New Delhi: Jeet Thayil, 53, Kerala born poet and novelist is up for the most prestigious literary honour in the English-speaking world. Thayil has been nominated in the covet list of 12 of world’s best writers for the 2012 Man Booker Prize for his debut novel ‘Narcopolis’.
Having made a blistering debut, critics have likened ‘Narcopolis’ to William Burroughs’s ‘Junky’ and Thomas de Quincey’s ‘Confessions of an English Opium Eater’. The novel is a compelling tale of Mumbai`s hazy world of opium addiction.
In an interview, he described Narcopolis as “Bombay’s secret history” as distinct from its “official” history of “money and glamour.”
“You can sanitise… as much as you like, but… can’t get rid of the grime,” he told the interviewer.
If Mr.
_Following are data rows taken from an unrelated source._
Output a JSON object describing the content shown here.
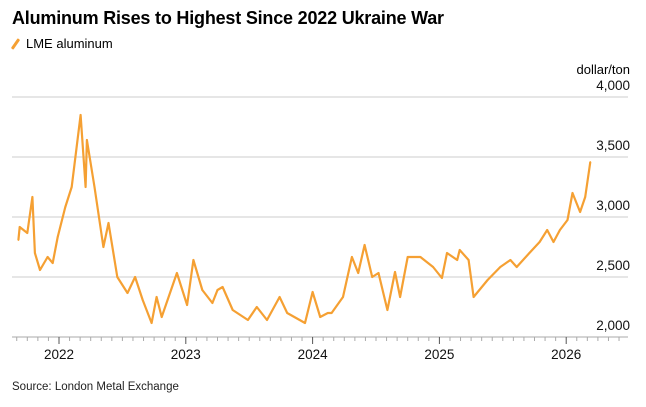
{
  "title": "Aluminum Rises to Highest Since 2022 Ukraine War",
  "legend": {
    "label": "LME aluminum",
    "icon": "line-swatch-icon"
  },
  "source": "Source: London Metal Exchange",
  "colors": {
    "series": "#f5a033",
    "grid": "#d6d6d6"
  },
  "chart_data": {
    "type": "line",
    "title": "Aluminum Rises to Highest Since 2022 Ukraine War",
    "xlabel": "",
    "ylabel": "dollar/ton",
    "ylim": [
      2000,
      4000
    ],
    "xlim": [
      2021.6,
      2026.5
    ],
    "yticks": [
      2000,
      2500,
      3000,
      3500,
      4000
    ],
    "ytick_labels": [
      "2,000",
      "2,500",
      "3,000",
      "3,500",
      "4,000"
    ],
    "xticks": [
      2022,
      2023,
      2024,
      2025,
      2026
    ],
    "xtick_labels": [
      "2022",
      "2023",
      "2024",
      "2025",
      "2026"
    ],
    "grid": true,
    "legend_position": "top-left",
    "series": [
      {
        "name": "LME aluminum",
        "x": [
          2021.68,
          2021.69,
          2021.75,
          2021.79,
          2021.81,
          2021.85,
          2021.91,
          2021.95,
          2021.99,
          2022.05,
          2022.1,
          2022.17,
          2022.21,
          2022.22,
          2022.28,
          2022.35,
          2022.39,
          2022.46,
          2022.54,
          2022.6,
          2022.66,
          2022.73,
          2022.77,
          2022.81,
          2022.93,
          2023.01,
          2023.06,
          2023.13,
          2023.21,
          2023.25,
          2023.29,
          2023.37,
          2023.49,
          2023.56,
          2023.64,
          2023.74,
          2023.8,
          2023.94,
          2024.0,
          2024.06,
          2024.12,
          2024.15,
          2024.24,
          2024.31,
          2024.36,
          2024.41,
          2024.47,
          2024.52,
          2024.59,
          2024.65,
          2024.69,
          2024.75,
          2024.85,
          2024.95,
          2025.02,
          2025.06,
          2025.14,
          2025.16,
          2025.23,
          2025.27,
          2025.38,
          2025.48,
          2025.56,
          2025.61,
          2025.71,
          2025.79,
          2025.85,
          2025.9,
          2025.95,
          2026.01,
          2026.05,
          2026.11,
          2026.15,
          2026.19
        ],
        "values": [
          2808,
          2917,
          2867,
          3167,
          2700,
          2558,
          2667,
          2617,
          2833,
          3083,
          3250,
          3850,
          3250,
          3642,
          3250,
          2750,
          2950,
          2500,
          2367,
          2500,
          2308,
          2117,
          2333,
          2167,
          2533,
          2267,
          2642,
          2392,
          2283,
          2392,
          2417,
          2225,
          2142,
          2250,
          2142,
          2333,
          2200,
          2117,
          2375,
          2167,
          2200,
          2200,
          2333,
          2667,
          2533,
          2767,
          2500,
          2533,
          2225,
          2542,
          2333,
          2667,
          2667,
          2583,
          2492,
          2700,
          2642,
          2725,
          2642,
          2333,
          2475,
          2583,
          2642,
          2583,
          2700,
          2792,
          2892,
          2792,
          2892,
          2975,
          3200,
          3042,
          3167,
          3458
        ]
      }
    ]
  }
}
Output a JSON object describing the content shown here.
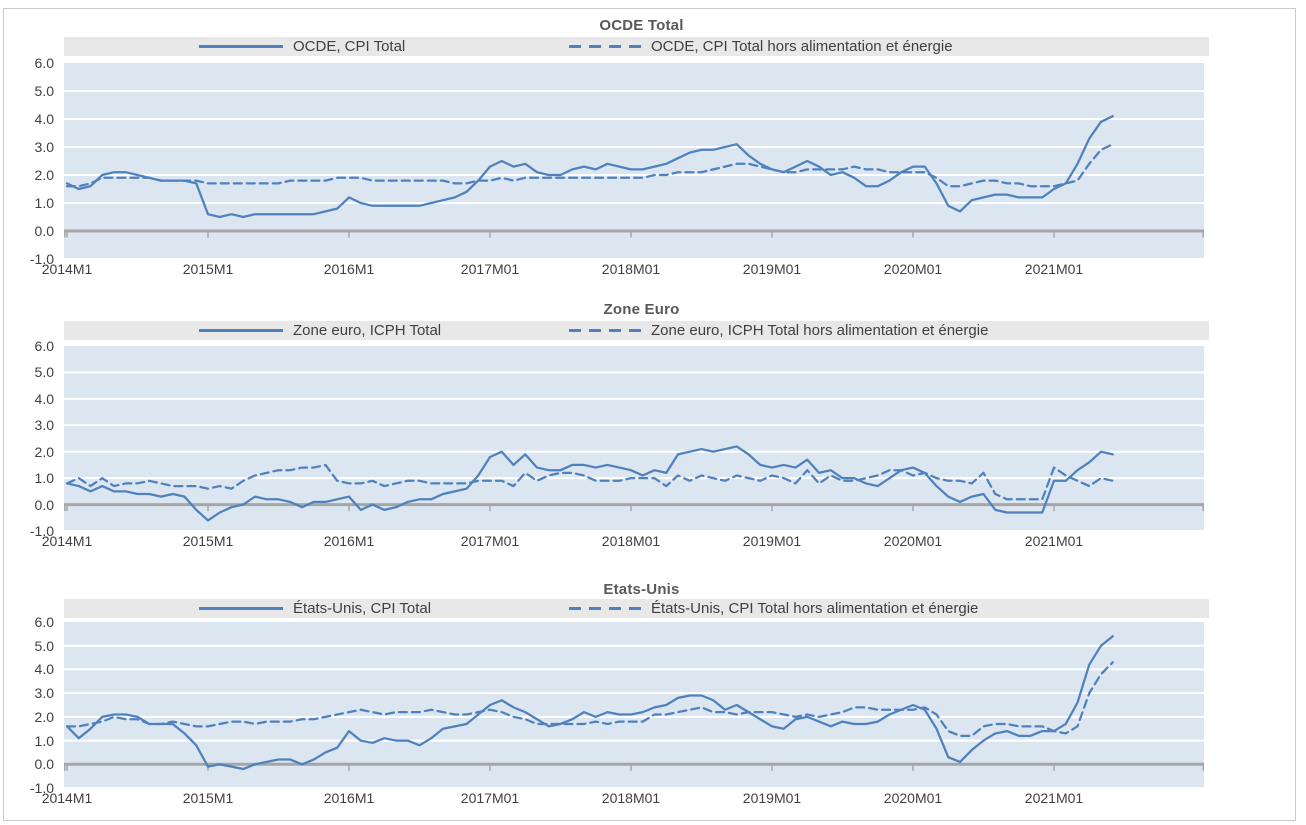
{
  "colors": {
    "line": "#4f81bd",
    "plot_background": "#dce6f1",
    "gridline": "#ffffff",
    "zero_axis": "#a6a6a6",
    "legend_background": "#e8e8e8",
    "title_text": "#595959",
    "tick_text": "#404040",
    "frame_border": "#c6cbd0"
  },
  "axis": {
    "ylim": [
      -1,
      6
    ],
    "y_tick_values": [
      6,
      5,
      4,
      3,
      2,
      1,
      0,
      -1
    ],
    "y_tick_labels": [
      "6.0",
      "5.0",
      "4.0",
      "3.0",
      "2.0",
      "1.0",
      "0.0",
      "-1.0"
    ],
    "x_tick_labels": [
      "2014M1",
      "2015M1",
      "2016M1",
      "2017M01",
      "2018M01",
      "2019M01",
      "2020M01",
      "2021M01"
    ],
    "x_tick_months": [
      0,
      12,
      24,
      36,
      48,
      60,
      72,
      84
    ],
    "grid": "horizontal",
    "legend_position": "top"
  },
  "chart_data": [
    {
      "type": "line",
      "title": "OCDE Total",
      "frequency": "monthly",
      "x_start": "2014M1",
      "x_end": "2021M6",
      "ylim": [
        -1,
        6
      ],
      "series": [
        {
          "name": "OCDE, CPI Total",
          "line_style": "solid",
          "color": "#4f81bd",
          "values": [
            1.7,
            1.5,
            1.6,
            2.0,
            2.1,
            2.1,
            2.0,
            1.9,
            1.8,
            1.8,
            1.8,
            1.7,
            0.6,
            0.5,
            0.6,
            0.5,
            0.6,
            0.6,
            0.6,
            0.6,
            0.6,
            0.6,
            0.7,
            0.8,
            1.2,
            1.0,
            0.9,
            0.9,
            0.9,
            0.9,
            0.9,
            1.0,
            1.1,
            1.2,
            1.4,
            1.8,
            2.3,
            2.5,
            2.3,
            2.4,
            2.1,
            2.0,
            2.0,
            2.2,
            2.3,
            2.2,
            2.4,
            2.3,
            2.2,
            2.2,
            2.3,
            2.4,
            2.6,
            2.8,
            2.9,
            2.9,
            3.0,
            3.1,
            2.7,
            2.4,
            2.2,
            2.1,
            2.3,
            2.5,
            2.3,
            2.0,
            2.1,
            1.9,
            1.6,
            1.6,
            1.8,
            2.1,
            2.3,
            2.3,
            1.7,
            0.9,
            0.7,
            1.1,
            1.2,
            1.3,
            1.3,
            1.2,
            1.2,
            1.2,
            1.5,
            1.7,
            2.4,
            3.3,
            3.9,
            4.1
          ]
        },
        {
          "name": "OCDE, CPI Total hors alimentation et énergie",
          "line_style": "dashed",
          "color": "#4f81bd",
          "values": [
            1.6,
            1.6,
            1.7,
            1.9,
            1.9,
            1.9,
            1.9,
            1.9,
            1.8,
            1.8,
            1.8,
            1.8,
            1.7,
            1.7,
            1.7,
            1.7,
            1.7,
            1.7,
            1.7,
            1.8,
            1.8,
            1.8,
            1.8,
            1.9,
            1.9,
            1.9,
            1.8,
            1.8,
            1.8,
            1.8,
            1.8,
            1.8,
            1.8,
            1.7,
            1.7,
            1.8,
            1.8,
            1.9,
            1.8,
            1.9,
            1.9,
            1.9,
            1.9,
            1.9,
            1.9,
            1.9,
            1.9,
            1.9,
            1.9,
            1.9,
            2.0,
            2.0,
            2.1,
            2.1,
            2.1,
            2.2,
            2.3,
            2.4,
            2.4,
            2.3,
            2.2,
            2.1,
            2.1,
            2.2,
            2.2,
            2.2,
            2.2,
            2.3,
            2.2,
            2.2,
            2.1,
            2.1,
            2.1,
            2.1,
            1.9,
            1.6,
            1.6,
            1.7,
            1.8,
            1.8,
            1.7,
            1.7,
            1.6,
            1.6,
            1.6,
            1.7,
            1.8,
            2.4,
            2.9,
            3.1
          ]
        }
      ]
    },
    {
      "type": "line",
      "title": "Zone Euro",
      "frequency": "monthly",
      "x_start": "2014M1",
      "x_end": "2021M6",
      "ylim": [
        -1,
        6
      ],
      "series": [
        {
          "name": "Zone euro, ICPH Total",
          "line_style": "solid",
          "color": "#4f81bd",
          "values": [
            0.8,
            0.7,
            0.5,
            0.7,
            0.5,
            0.5,
            0.4,
            0.4,
            0.3,
            0.4,
            0.3,
            -0.2,
            -0.6,
            -0.3,
            -0.1,
            0.0,
            0.3,
            0.2,
            0.2,
            0.1,
            -0.1,
            0.1,
            0.1,
            0.2,
            0.3,
            -0.2,
            0.0,
            -0.2,
            -0.1,
            0.1,
            0.2,
            0.2,
            0.4,
            0.5,
            0.6,
            1.1,
            1.8,
            2.0,
            1.5,
            1.9,
            1.4,
            1.3,
            1.3,
            1.5,
            1.5,
            1.4,
            1.5,
            1.4,
            1.3,
            1.1,
            1.3,
            1.2,
            1.9,
            2.0,
            2.1,
            2.0,
            2.1,
            2.2,
            1.9,
            1.5,
            1.4,
            1.5,
            1.4,
            1.7,
            1.2,
            1.3,
            1.0,
            1.0,
            0.8,
            0.7,
            1.0,
            1.3,
            1.4,
            1.2,
            0.7,
            0.3,
            0.1,
            0.3,
            0.4,
            -0.2,
            -0.3,
            -0.3,
            -0.3,
            -0.3,
            0.9,
            0.9,
            1.3,
            1.6,
            2.0,
            1.9
          ]
        },
        {
          "name": "Zone euro, ICPH Total hors alimentation et énergie",
          "line_style": "dashed",
          "color": "#4f81bd",
          "values": [
            0.8,
            1.0,
            0.7,
            1.0,
            0.7,
            0.8,
            0.8,
            0.9,
            0.8,
            0.7,
            0.7,
            0.7,
            0.6,
            0.7,
            0.6,
            0.9,
            1.1,
            1.2,
            1.3,
            1.3,
            1.4,
            1.4,
            1.5,
            0.9,
            0.8,
            0.8,
            0.9,
            0.7,
            0.8,
            0.9,
            0.9,
            0.8,
            0.8,
            0.8,
            0.8,
            0.9,
            0.9,
            0.9,
            0.7,
            1.2,
            0.9,
            1.1,
            1.2,
            1.2,
            1.1,
            0.9,
            0.9,
            0.9,
            1.0,
            1.0,
            1.0,
            0.7,
            1.1,
            0.9,
            1.1,
            1.0,
            0.9,
            1.1,
            1.0,
            0.9,
            1.1,
            1.0,
            0.8,
            1.3,
            0.8,
            1.1,
            0.9,
            0.9,
            1.0,
            1.1,
            1.3,
            1.3,
            1.1,
            1.2,
            1.0,
            0.9,
            0.9,
            0.8,
            1.2,
            0.4,
            0.2,
            0.2,
            0.2,
            0.2,
            1.4,
            1.1,
            0.9,
            0.7,
            1.0,
            0.9
          ]
        }
      ]
    },
    {
      "type": "line",
      "title": "Etats-Unis",
      "frequency": "monthly",
      "x_start": "2014M1",
      "x_end": "2021M6",
      "ylim": [
        -1,
        6
      ],
      "series": [
        {
          "name": "États-Unis, CPI Total",
          "line_style": "solid",
          "color": "#4f81bd",
          "values": [
            1.6,
            1.1,
            1.5,
            2.0,
            2.1,
            2.1,
            2.0,
            1.7,
            1.7,
            1.7,
            1.3,
            0.8,
            -0.1,
            0.0,
            -0.1,
            -0.2,
            0.0,
            0.1,
            0.2,
            0.2,
            0.0,
            0.2,
            0.5,
            0.7,
            1.4,
            1.0,
            0.9,
            1.1,
            1.0,
            1.0,
            0.8,
            1.1,
            1.5,
            1.6,
            1.7,
            2.1,
            2.5,
            2.7,
            2.4,
            2.2,
            1.9,
            1.6,
            1.7,
            1.9,
            2.2,
            2.0,
            2.2,
            2.1,
            2.1,
            2.2,
            2.4,
            2.5,
            2.8,
            2.9,
            2.9,
            2.7,
            2.3,
            2.5,
            2.2,
            1.9,
            1.6,
            1.5,
            1.9,
            2.0,
            1.8,
            1.6,
            1.8,
            1.7,
            1.7,
            1.8,
            2.1,
            2.3,
            2.5,
            2.3,
            1.5,
            0.3,
            0.1,
            0.6,
            1.0,
            1.3,
            1.4,
            1.2,
            1.2,
            1.4,
            1.4,
            1.7,
            2.6,
            4.2,
            5.0,
            5.4
          ]
        },
        {
          "name": "États-Unis, CPI Total hors alimentation et énergie",
          "line_style": "dashed",
          "color": "#4f81bd",
          "values": [
            1.6,
            1.6,
            1.7,
            1.8,
            2.0,
            1.9,
            1.9,
            1.7,
            1.7,
            1.8,
            1.7,
            1.6,
            1.6,
            1.7,
            1.8,
            1.8,
            1.7,
            1.8,
            1.8,
            1.8,
            1.9,
            1.9,
            2.0,
            2.1,
            2.2,
            2.3,
            2.2,
            2.1,
            2.2,
            2.2,
            2.2,
            2.3,
            2.2,
            2.1,
            2.1,
            2.2,
            2.3,
            2.2,
            2.0,
            1.9,
            1.7,
            1.7,
            1.7,
            1.7,
            1.7,
            1.8,
            1.7,
            1.8,
            1.8,
            1.8,
            2.1,
            2.1,
            2.2,
            2.3,
            2.4,
            2.2,
            2.2,
            2.1,
            2.2,
            2.2,
            2.2,
            2.1,
            2.0,
            2.1,
            2.0,
            2.1,
            2.2,
            2.4,
            2.4,
            2.3,
            2.3,
            2.3,
            2.3,
            2.4,
            2.1,
            1.4,
            1.2,
            1.2,
            1.6,
            1.7,
            1.7,
            1.6,
            1.6,
            1.6,
            1.4,
            1.3,
            1.6,
            3.0,
            3.8,
            4.3
          ]
        }
      ]
    }
  ]
}
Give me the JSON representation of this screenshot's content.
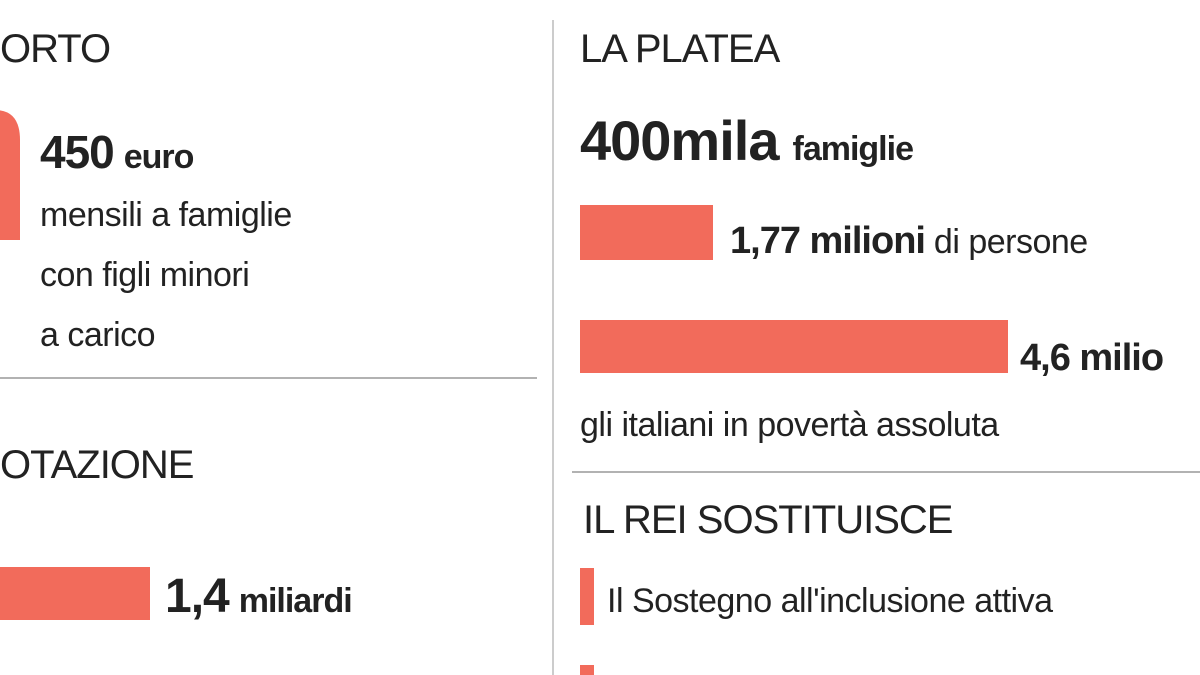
{
  "left": {
    "section1": {
      "heading": "ORTO",
      "amount": "450",
      "unit": "euro",
      "lines": [
        "mensili a famiglie",
        "con figli minori",
        "a carico"
      ]
    },
    "section2": {
      "heading": "OTAZIONE",
      "amount": "1,4",
      "unit": "miliardi"
    }
  },
  "right": {
    "platea": {
      "heading": "LA PLATEA",
      "amount": "400mila",
      "unit": "famiglie",
      "people": {
        "amount": "1,77 milioni",
        "rest": " di persone"
      },
      "poor": {
        "amount": "4,6 milio",
        "caption": "gli italiani in povertà assoluta"
      }
    },
    "rei": {
      "heading": "IL REI SOSTITUISCE",
      "items": [
        "Il Sostegno all'inclusione attiva"
      ]
    }
  }
}
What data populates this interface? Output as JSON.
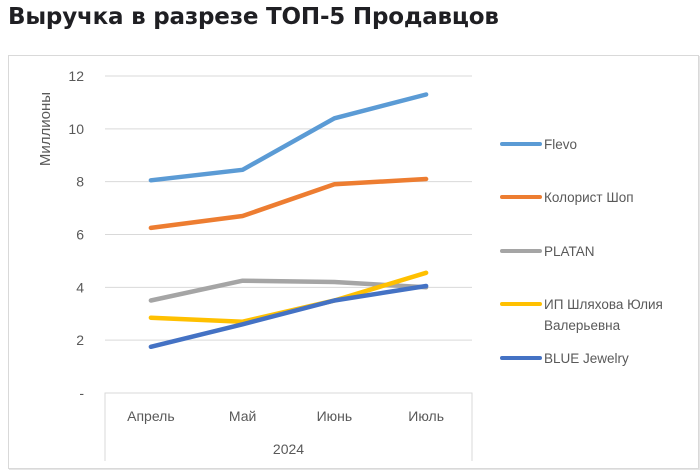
{
  "chart_data": {
    "type": "line",
    "title": "Выручка в разрезе ТОП-5 Продавцов",
    "ylabel": "Миллионы",
    "xlabel": "2024",
    "x_group_label": "2024",
    "categories": [
      "Апрель",
      "Май",
      "Июнь",
      "Июль"
    ],
    "ylim": [
      0,
      12
    ],
    "yticks": [
      0,
      2,
      4,
      6,
      8,
      10,
      12
    ],
    "ytick_labels": [
      "-",
      "2",
      "4",
      "6",
      "8",
      "10",
      "12"
    ],
    "grid": true,
    "legend_position": "right",
    "series": [
      {
        "name": "Flevo",
        "color": "#5B9BD5",
        "values": [
          8.05,
          8.45,
          10.4,
          11.3
        ]
      },
      {
        "name": "Колорист Шоп",
        "color": "#ED7D31",
        "values": [
          6.25,
          6.7,
          7.9,
          8.1
        ]
      },
      {
        "name": "PLATAN",
        "color": "#A5A5A5",
        "values": [
          3.5,
          4.25,
          4.2,
          4.0
        ]
      },
      {
        "name": "ИП Шляхова Юлия Валерьевна",
        "legend_lines": [
          "ИП Шляхова Юлия",
          "Валерьевна"
        ],
        "color": "#FFC000",
        "values": [
          2.85,
          2.7,
          3.5,
          4.55
        ]
      },
      {
        "name": "BLUE Jewelry",
        "color": "#4472C4",
        "values": [
          1.75,
          2.6,
          3.5,
          4.05
        ]
      }
    ]
  }
}
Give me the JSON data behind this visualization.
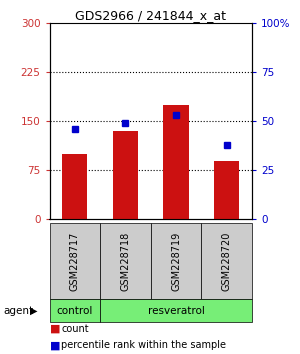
{
  "title": "GDS2966 / 241844_x_at",
  "categories": [
    "GSM228717",
    "GSM228718",
    "GSM228719",
    "GSM228720"
  ],
  "counts": [
    100,
    135,
    175,
    90
  ],
  "percentiles": [
    46,
    49,
    53,
    38
  ],
  "bar_color": "#cc1111",
  "dot_color": "#0000cc",
  "ylim_left": [
    0,
    300
  ],
  "ylim_right": [
    0,
    100
  ],
  "yticks_left": [
    0,
    75,
    150,
    225,
    300
  ],
  "ytick_labels_left": [
    "0",
    "75",
    "150",
    "225",
    "300"
  ],
  "yticks_right": [
    0,
    25,
    50,
    75,
    100
  ],
  "ytick_labels_right": [
    "0",
    "25",
    "50",
    "75",
    "100%"
  ],
  "hlines": [
    75,
    150,
    225
  ],
  "agent_labels": [
    "control",
    "resveratrol"
  ],
  "agent_color": "#77ee77",
  "legend_count_label": "count",
  "legend_pct_label": "percentile rank within the sample",
  "bg_color": "#ffffff",
  "plot_bg": "#ffffff",
  "xlabel_bg": "#cccccc",
  "bar_width": 0.5
}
Thayil goes on to win the prize which also include a sum of £50,000, he will join a select band of India or India-born writers such as Salman Rushdie, Kiran Desai and Aravind Adiga, who have won a Booker.
Interestingly, Thayil was in news during the Jaipur Lit Fest in January this year, when he along with Ruchir Joshi, Hari Kunzru and Amitava Kumar were asked to leave the city after they read out excerpts from Salman Rushdie’s banned novel ‘The Satanic Verses’.